I’m not able to go this year, but if I were going, I’d look for these presenters first.
I’d hope to speak to Lee Ann Roripaugh as she ends her four-year term as our poet laureate. A new laureate will be inaugurated at the 2019 Festival of Books in Deadwood. The SD Poetry Society invites anyone who would like to be considered for the position to submit a letter of application and resume between Nov. and Dec. 1, 2018. For complete details, visit the SDSPS website at www.sdstatepoetrysociety.com.
Maybe I’d get a chance to listen to Thomas Patterson, whose Informing the News: The Need for Knowledge-Based Journalism was the 2018 One Book South Dakota. The book is on my “to buy” list, because I agree with him that we need to return to a solid base of information in journalism, rather than following the despicable trend to “infotainment” that is warping citizens’ judgments. Newsrooms are shrinking at newspapers and broadcast station alike, which means fewer journalists are out digging for the truth. The speed at which information is conveyed has also increased; speed is the enemy of accurate news from varied objective sources.
I thought I would only skim Caroline Fraser’s monumental Prairie Fires: The American Dreams of Laura Ingalls Wilder, but instead I ended up reading carefully, and my admiration for the writer is immense. Rarely have I read a book with more footnotes, which means that when Fraser makes a statement, it’s likely not just her opinion but the result of careful research and deep digging into the life of this famous writer. Like many South Dakotans, I grew up with Laura’s stories, and while I’m somewhat surprised to know that she wasn’t being entirely truthful, I’m delighted to learn the truth behind her tales now.
I’d definitely make it a point to exchange a few words with Elizabeth Cook-Lynn, one of South Dakota’s most astute thinkers and a dynamic voice for the citizens with whom she most identifies: the Lakota. Though English is not Elizabeth’s first language, she is more articulate in it than most of us. And I’m behind on reading her work; I haven’t yet gotten In Defense of Loose Translations: An Indian Life in an Academic World. I will hope to remedy that lack soon, and I know I’ll learn something.

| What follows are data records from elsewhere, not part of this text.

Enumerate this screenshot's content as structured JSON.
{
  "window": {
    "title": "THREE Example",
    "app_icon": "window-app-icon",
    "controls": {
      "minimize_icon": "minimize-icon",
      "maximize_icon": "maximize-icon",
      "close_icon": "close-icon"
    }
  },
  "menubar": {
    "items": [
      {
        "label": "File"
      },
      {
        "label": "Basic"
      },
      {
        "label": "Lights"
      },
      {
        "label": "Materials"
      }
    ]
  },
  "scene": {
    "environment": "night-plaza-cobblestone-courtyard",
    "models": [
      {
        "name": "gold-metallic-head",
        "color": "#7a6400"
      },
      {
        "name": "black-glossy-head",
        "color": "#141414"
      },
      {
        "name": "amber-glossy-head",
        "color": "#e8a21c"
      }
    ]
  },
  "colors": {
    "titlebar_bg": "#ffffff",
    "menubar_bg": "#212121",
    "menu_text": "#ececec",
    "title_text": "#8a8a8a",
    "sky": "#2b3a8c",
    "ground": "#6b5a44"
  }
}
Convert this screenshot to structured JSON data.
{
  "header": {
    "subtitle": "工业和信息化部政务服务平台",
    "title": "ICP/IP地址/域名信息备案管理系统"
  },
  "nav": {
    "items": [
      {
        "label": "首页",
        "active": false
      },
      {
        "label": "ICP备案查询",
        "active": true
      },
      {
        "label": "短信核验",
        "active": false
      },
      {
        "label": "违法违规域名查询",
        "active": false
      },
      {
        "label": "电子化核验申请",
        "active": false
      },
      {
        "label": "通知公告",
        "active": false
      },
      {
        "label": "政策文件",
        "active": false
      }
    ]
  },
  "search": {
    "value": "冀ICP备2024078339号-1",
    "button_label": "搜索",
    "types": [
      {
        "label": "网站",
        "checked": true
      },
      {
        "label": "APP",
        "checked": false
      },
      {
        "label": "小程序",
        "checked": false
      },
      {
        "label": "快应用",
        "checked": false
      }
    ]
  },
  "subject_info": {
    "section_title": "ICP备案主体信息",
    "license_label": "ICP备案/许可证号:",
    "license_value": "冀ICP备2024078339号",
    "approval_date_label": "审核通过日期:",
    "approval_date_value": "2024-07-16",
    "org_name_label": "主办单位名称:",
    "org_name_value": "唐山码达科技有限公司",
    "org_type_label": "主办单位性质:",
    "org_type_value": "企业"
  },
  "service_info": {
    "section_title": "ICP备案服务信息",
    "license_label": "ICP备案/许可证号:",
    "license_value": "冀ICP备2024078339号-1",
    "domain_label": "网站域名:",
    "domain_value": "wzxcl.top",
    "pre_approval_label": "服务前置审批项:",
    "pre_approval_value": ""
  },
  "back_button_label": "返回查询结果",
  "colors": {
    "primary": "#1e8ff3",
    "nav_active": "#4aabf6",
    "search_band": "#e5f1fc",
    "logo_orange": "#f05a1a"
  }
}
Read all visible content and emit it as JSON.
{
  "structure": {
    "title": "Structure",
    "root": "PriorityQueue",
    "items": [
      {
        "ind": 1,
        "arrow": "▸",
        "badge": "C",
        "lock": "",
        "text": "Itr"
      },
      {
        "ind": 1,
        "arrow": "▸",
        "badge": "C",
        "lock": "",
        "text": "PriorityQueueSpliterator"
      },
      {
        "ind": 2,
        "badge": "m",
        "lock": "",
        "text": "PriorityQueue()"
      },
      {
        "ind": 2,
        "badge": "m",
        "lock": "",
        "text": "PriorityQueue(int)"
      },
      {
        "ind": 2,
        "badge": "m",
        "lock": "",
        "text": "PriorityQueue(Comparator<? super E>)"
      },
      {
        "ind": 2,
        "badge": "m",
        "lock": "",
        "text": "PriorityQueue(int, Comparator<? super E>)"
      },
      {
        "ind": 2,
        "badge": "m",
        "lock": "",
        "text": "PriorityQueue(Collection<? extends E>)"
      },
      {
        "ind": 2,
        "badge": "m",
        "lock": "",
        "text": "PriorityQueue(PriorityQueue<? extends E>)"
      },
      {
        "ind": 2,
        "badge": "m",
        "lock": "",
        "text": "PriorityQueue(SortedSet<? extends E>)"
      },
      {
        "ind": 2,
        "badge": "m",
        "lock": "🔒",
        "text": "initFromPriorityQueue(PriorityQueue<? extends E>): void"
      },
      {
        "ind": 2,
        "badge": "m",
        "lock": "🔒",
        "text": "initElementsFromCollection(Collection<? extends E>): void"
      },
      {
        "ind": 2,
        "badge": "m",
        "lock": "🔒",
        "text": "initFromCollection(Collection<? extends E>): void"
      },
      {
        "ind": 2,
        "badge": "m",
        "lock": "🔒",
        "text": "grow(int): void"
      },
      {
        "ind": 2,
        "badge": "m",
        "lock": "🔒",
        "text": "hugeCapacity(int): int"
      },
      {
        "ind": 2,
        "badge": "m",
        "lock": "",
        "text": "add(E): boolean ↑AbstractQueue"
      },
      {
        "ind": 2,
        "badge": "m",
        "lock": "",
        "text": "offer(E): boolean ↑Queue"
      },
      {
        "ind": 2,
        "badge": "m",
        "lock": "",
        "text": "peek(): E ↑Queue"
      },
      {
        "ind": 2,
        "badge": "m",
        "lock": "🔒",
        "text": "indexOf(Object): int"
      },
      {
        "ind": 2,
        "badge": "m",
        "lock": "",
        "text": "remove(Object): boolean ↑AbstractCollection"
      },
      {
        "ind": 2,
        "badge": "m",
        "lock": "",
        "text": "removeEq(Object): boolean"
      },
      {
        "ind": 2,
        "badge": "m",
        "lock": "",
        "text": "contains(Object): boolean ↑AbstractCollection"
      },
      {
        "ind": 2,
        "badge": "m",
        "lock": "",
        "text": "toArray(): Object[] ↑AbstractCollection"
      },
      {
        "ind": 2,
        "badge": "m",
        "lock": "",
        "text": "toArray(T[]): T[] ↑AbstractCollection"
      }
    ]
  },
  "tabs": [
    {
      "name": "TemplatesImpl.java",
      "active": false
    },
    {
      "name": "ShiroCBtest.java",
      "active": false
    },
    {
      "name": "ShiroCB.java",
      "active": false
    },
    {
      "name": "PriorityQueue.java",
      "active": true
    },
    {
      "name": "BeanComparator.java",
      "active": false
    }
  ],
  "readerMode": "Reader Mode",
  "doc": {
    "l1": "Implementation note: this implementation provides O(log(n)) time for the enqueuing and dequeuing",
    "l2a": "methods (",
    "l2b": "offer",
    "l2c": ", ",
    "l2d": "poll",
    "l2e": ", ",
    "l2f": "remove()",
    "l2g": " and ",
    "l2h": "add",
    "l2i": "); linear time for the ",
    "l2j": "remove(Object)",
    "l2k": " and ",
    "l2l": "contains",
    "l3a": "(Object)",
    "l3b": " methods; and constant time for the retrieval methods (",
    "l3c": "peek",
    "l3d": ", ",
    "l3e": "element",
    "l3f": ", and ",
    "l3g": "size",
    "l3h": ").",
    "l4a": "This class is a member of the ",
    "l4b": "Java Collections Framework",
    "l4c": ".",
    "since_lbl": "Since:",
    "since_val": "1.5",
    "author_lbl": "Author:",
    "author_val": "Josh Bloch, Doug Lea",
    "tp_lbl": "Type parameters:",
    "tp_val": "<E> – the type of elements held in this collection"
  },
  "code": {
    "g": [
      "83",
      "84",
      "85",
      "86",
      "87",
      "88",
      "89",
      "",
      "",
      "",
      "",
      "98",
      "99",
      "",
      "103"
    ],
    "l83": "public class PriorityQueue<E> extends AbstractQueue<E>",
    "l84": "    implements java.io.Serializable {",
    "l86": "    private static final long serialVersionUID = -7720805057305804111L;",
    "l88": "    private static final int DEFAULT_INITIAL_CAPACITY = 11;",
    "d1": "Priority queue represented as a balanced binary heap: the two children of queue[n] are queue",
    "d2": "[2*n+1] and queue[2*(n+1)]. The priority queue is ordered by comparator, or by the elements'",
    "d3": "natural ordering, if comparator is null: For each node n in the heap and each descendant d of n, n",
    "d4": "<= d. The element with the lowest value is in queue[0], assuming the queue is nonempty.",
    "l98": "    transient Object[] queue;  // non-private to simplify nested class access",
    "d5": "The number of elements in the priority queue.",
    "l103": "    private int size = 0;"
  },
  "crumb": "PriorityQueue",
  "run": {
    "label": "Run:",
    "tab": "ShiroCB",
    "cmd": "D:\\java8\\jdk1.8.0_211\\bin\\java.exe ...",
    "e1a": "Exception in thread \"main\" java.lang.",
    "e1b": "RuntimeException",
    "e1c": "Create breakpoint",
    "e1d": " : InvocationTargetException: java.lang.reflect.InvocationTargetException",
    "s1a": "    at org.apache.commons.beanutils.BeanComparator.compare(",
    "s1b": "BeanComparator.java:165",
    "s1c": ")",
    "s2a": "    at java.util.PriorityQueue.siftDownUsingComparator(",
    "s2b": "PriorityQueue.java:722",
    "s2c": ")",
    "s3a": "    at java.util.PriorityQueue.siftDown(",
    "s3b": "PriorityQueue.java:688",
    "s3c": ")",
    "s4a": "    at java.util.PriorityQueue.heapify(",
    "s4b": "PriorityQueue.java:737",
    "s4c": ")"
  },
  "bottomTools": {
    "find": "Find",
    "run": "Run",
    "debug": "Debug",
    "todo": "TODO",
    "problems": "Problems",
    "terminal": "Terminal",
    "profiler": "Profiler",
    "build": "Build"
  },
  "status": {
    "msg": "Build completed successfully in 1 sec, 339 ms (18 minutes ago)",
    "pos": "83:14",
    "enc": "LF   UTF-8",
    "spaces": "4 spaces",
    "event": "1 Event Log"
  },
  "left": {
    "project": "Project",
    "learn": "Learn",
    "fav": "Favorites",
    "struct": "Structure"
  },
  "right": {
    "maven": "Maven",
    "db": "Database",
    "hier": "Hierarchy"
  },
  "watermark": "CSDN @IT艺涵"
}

Because I won’t make it to Brookings for the Festival of Books, rather than speak with these writers, I will join them on the printed page.
Linda M. Hasselstrom
Windbreak House Writing Retreats
Hermosa, South Dakota
© 2018, Linda M. Hasselstrom
# # #
You will find the schedule of events, a list of presenters, a map of Brookings with the venues marked, and more on the South Dakota Humanities website.
If I were going to the Festival of Books I would have a hard time deciding which books to buy, what other events I would attend, and which presenters I would try to talk with– in addition to the four listed above.